The page is where that happens, or where it falls apart. So before you publish it, run the only test that matters. Hand it to someone who has never been to your church, a neighbor, a coworker, your hairdresser, and ask them to plan a visit using only that page. Watch where they hesitate. Watch what they have to guess at. Then fix exactly those things, and nothing else.

That is the anatomy of a page that converts. Not clever copy and not a slick design. Just every real question, answered plainly, in the order it gets asked, by a church that finally remembered someone was coming.


This is the whole reason we built Greetyr. A Plan Your Visit page answers the questions you knew to anticipate. A digital greeter answers the ones you didn't, the half-formed, oddly specific, 11 p.m. questions no page can hold, in your church's own words, the moment they're asked. The page sets the table. The greeter pulls out the chair.


This is the eighth essay in our series on the digital front door. Earlier posts explored the framework itself, why first-time visitors don't return, what happens when someone visits your church website at 11pm on Saturday night, the 7-second rule, the 48-hour rule, church website SEO, and why most church websites are built for members, not visitors.

Footnotes

  1. SermonView, "3 Website Features Proven to Fuel Church Growth." The article reports that roughly 59% of guests check a church's website before visiting and about 36% decide not to attend based on what they did or did not find online. It also presents a correlational finding from SermonView's own analysis: churches that implemented all three of a customized website, a guest-focused page, and worship-service video archives saw about six times the baptisms and professions of faith of churches with none, and churches with two of the three saw about three times as many. This is the closest thing to a "Plan Your Visit page drives conversion" statistic that exists publicly, and it should be read for what it is: a vendor's own correlational analysis, not a controlled study, in which a guest-focused page is one of three bundled features rather than an isolated variable.

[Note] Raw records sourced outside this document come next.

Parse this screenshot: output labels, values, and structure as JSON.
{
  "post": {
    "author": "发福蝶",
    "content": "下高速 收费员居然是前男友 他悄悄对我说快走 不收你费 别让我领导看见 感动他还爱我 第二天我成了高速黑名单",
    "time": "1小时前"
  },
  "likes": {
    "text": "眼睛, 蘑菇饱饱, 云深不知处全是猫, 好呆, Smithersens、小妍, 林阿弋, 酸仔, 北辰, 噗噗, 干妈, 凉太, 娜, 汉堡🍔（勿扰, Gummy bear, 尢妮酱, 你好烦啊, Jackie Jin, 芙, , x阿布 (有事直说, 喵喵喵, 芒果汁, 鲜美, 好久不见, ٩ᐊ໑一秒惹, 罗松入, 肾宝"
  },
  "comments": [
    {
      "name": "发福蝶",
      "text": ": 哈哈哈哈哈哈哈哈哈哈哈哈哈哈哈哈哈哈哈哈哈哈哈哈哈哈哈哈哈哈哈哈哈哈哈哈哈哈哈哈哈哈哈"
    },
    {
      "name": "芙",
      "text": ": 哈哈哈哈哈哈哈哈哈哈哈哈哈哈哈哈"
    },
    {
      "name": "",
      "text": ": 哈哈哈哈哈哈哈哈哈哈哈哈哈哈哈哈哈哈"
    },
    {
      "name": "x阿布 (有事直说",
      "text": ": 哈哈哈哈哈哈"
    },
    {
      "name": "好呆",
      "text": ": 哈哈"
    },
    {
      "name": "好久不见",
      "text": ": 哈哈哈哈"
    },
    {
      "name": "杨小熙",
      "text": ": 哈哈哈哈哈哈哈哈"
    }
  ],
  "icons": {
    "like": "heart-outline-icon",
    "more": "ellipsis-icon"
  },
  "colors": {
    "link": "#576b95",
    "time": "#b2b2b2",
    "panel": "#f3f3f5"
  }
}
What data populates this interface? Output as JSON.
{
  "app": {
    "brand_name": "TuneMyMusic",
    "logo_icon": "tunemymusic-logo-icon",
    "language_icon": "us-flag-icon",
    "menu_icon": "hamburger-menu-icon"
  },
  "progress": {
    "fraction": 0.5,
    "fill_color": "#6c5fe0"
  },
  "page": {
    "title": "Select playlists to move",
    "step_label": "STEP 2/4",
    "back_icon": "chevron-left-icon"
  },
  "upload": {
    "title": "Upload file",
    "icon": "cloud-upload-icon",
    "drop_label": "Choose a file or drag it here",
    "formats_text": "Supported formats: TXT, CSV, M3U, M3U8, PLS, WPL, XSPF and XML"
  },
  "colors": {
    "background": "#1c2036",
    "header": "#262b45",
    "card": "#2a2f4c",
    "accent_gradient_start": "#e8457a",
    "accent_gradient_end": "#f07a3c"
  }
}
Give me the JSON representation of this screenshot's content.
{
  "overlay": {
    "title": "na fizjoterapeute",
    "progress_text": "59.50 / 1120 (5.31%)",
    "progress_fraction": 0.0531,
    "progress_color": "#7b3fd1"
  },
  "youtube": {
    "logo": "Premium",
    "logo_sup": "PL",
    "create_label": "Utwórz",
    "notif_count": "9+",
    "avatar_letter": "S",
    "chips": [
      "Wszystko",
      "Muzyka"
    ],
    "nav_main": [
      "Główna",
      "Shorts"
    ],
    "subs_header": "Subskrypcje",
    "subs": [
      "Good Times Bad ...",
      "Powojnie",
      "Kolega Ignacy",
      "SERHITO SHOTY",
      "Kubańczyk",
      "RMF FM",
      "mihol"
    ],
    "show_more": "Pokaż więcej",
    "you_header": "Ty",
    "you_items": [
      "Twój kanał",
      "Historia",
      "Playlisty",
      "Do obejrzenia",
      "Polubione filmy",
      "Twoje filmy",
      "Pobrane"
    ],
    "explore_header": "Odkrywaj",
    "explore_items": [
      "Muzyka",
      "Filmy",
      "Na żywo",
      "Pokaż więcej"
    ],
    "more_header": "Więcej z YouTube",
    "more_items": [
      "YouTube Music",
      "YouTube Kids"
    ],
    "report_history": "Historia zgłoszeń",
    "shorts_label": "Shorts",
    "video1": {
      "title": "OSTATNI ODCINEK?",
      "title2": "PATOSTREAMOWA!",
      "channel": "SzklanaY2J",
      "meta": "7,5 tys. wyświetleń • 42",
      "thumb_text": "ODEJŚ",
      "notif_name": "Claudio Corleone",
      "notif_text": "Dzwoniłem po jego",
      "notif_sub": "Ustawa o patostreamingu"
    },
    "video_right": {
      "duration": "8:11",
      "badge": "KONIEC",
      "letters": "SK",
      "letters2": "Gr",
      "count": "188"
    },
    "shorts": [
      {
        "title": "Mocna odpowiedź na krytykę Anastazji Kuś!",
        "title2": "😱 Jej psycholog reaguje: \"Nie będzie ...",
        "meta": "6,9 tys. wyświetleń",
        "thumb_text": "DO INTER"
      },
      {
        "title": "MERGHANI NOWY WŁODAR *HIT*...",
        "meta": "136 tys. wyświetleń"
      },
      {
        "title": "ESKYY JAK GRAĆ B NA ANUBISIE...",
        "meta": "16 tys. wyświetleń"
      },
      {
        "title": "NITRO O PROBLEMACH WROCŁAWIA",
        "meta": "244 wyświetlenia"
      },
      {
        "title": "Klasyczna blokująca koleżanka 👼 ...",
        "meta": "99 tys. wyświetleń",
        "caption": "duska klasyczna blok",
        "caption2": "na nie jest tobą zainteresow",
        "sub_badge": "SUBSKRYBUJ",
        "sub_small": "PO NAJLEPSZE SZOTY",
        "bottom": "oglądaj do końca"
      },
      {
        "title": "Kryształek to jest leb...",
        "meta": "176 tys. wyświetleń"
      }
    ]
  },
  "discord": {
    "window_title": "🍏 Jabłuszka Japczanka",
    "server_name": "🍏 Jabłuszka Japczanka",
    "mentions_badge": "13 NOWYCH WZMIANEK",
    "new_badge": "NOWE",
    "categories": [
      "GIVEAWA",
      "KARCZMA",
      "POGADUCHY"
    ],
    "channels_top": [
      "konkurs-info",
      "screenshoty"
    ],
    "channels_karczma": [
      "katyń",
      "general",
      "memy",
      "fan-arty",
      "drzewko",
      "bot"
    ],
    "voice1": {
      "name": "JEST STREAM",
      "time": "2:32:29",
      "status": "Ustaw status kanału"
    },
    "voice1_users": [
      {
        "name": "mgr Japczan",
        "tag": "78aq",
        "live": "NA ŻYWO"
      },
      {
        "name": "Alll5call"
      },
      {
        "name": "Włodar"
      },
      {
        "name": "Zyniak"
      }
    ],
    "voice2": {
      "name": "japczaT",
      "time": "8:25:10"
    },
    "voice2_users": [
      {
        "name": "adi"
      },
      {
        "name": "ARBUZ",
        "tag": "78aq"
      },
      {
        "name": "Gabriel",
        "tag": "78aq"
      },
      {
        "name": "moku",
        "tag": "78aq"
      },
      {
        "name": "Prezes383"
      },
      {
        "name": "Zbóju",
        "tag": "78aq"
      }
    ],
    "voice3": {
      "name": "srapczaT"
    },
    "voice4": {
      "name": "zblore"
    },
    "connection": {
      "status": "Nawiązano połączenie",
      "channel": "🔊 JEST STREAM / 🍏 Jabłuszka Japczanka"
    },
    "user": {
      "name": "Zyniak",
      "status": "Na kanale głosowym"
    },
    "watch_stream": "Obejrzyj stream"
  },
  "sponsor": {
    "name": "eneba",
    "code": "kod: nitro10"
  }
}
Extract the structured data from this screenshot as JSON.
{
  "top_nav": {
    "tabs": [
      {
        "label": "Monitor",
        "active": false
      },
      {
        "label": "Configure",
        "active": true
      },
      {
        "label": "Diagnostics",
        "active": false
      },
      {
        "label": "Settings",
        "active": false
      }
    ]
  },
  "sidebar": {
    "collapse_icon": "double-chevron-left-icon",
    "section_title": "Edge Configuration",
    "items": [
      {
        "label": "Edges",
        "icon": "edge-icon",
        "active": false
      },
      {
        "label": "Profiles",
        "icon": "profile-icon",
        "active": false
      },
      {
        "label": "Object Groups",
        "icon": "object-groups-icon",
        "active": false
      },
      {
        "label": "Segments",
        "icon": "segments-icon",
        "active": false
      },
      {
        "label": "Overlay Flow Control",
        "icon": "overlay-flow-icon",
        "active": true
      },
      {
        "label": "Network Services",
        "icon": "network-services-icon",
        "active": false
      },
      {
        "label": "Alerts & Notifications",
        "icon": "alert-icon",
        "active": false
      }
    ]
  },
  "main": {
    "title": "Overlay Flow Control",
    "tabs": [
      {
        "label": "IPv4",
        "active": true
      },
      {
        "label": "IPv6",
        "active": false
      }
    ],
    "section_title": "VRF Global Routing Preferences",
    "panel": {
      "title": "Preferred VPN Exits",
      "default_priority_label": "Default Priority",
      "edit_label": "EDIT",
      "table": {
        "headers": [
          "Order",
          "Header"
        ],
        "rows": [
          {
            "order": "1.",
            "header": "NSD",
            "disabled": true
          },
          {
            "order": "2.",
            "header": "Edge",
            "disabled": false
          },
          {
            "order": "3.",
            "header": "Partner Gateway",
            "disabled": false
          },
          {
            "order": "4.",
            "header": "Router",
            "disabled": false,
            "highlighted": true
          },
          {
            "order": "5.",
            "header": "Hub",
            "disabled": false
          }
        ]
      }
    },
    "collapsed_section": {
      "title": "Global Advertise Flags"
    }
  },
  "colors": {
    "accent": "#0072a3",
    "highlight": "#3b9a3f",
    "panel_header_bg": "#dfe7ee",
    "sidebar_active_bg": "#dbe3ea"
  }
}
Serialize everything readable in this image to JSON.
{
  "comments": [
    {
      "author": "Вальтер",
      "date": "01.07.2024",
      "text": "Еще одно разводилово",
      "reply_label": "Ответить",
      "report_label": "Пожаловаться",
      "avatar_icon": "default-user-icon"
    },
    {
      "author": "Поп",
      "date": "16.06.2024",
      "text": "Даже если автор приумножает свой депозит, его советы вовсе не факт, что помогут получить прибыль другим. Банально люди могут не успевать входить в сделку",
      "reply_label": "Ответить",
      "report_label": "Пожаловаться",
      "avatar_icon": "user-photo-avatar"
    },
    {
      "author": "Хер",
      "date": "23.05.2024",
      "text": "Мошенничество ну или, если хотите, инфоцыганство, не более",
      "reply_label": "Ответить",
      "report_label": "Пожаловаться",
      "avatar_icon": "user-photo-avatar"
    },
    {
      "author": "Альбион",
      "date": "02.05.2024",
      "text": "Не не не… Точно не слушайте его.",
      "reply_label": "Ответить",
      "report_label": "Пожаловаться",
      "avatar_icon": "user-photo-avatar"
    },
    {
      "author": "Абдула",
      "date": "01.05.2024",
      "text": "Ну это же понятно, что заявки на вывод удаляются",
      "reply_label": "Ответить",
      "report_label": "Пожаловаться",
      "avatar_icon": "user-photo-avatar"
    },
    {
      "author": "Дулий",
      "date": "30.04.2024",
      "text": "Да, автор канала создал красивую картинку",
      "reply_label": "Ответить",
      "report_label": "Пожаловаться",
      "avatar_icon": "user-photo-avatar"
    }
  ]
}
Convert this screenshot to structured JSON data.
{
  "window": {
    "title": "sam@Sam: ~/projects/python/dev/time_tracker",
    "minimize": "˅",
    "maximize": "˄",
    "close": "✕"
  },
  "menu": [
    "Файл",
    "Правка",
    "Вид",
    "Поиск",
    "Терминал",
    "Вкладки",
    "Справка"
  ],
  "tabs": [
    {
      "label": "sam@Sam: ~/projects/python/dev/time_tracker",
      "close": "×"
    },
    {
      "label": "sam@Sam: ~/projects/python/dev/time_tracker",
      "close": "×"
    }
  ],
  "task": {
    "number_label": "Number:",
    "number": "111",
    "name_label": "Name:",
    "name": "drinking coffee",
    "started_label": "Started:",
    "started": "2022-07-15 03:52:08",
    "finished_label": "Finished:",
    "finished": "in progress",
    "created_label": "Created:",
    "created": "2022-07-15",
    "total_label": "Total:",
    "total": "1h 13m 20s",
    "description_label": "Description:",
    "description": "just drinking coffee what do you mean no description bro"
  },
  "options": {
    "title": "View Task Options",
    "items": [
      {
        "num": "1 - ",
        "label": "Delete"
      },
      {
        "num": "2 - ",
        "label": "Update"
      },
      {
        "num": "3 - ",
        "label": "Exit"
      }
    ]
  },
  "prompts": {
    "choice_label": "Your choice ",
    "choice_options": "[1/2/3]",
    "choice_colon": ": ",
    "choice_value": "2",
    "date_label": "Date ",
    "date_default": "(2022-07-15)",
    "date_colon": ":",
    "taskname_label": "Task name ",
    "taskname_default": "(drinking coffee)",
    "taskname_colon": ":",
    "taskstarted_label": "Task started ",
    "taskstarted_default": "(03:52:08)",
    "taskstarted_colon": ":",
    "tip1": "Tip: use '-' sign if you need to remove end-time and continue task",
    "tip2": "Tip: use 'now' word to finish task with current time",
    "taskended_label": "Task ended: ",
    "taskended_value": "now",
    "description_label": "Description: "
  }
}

The direction is well-corroborated across church-strategy writing; the precise multiples are illustrative. See: sermonview.com.

  2. SermonView, "What People Look For on Church Websites." Reported breakdown of what first-time guests search for: about 47% look for service times, location, and service length; nearly as many look for cues about church culture; about 21% look for children's programs, Bible studies, or community events; and only about 6.5% look for financial information or reviews. SermonView aggregates these figures from its own research and consulting across church websites; treat them as directional rather than precise. See: sermonview.com. 2

  3. Hebrews 13:2. The "Plan a Visit" page as a distinct, form-driven feature was popularized in church-communications circles by practitioners like Brady Shearer (Pro Church Tools / Nucleus) and is treated in depth in Seth Goldsmith's Boomerang: The Power of Effective Guest Follow-up, which lists service times and location, an about page, imagery, and a Plan a Visit feature as the four components a guest-facing church website needs.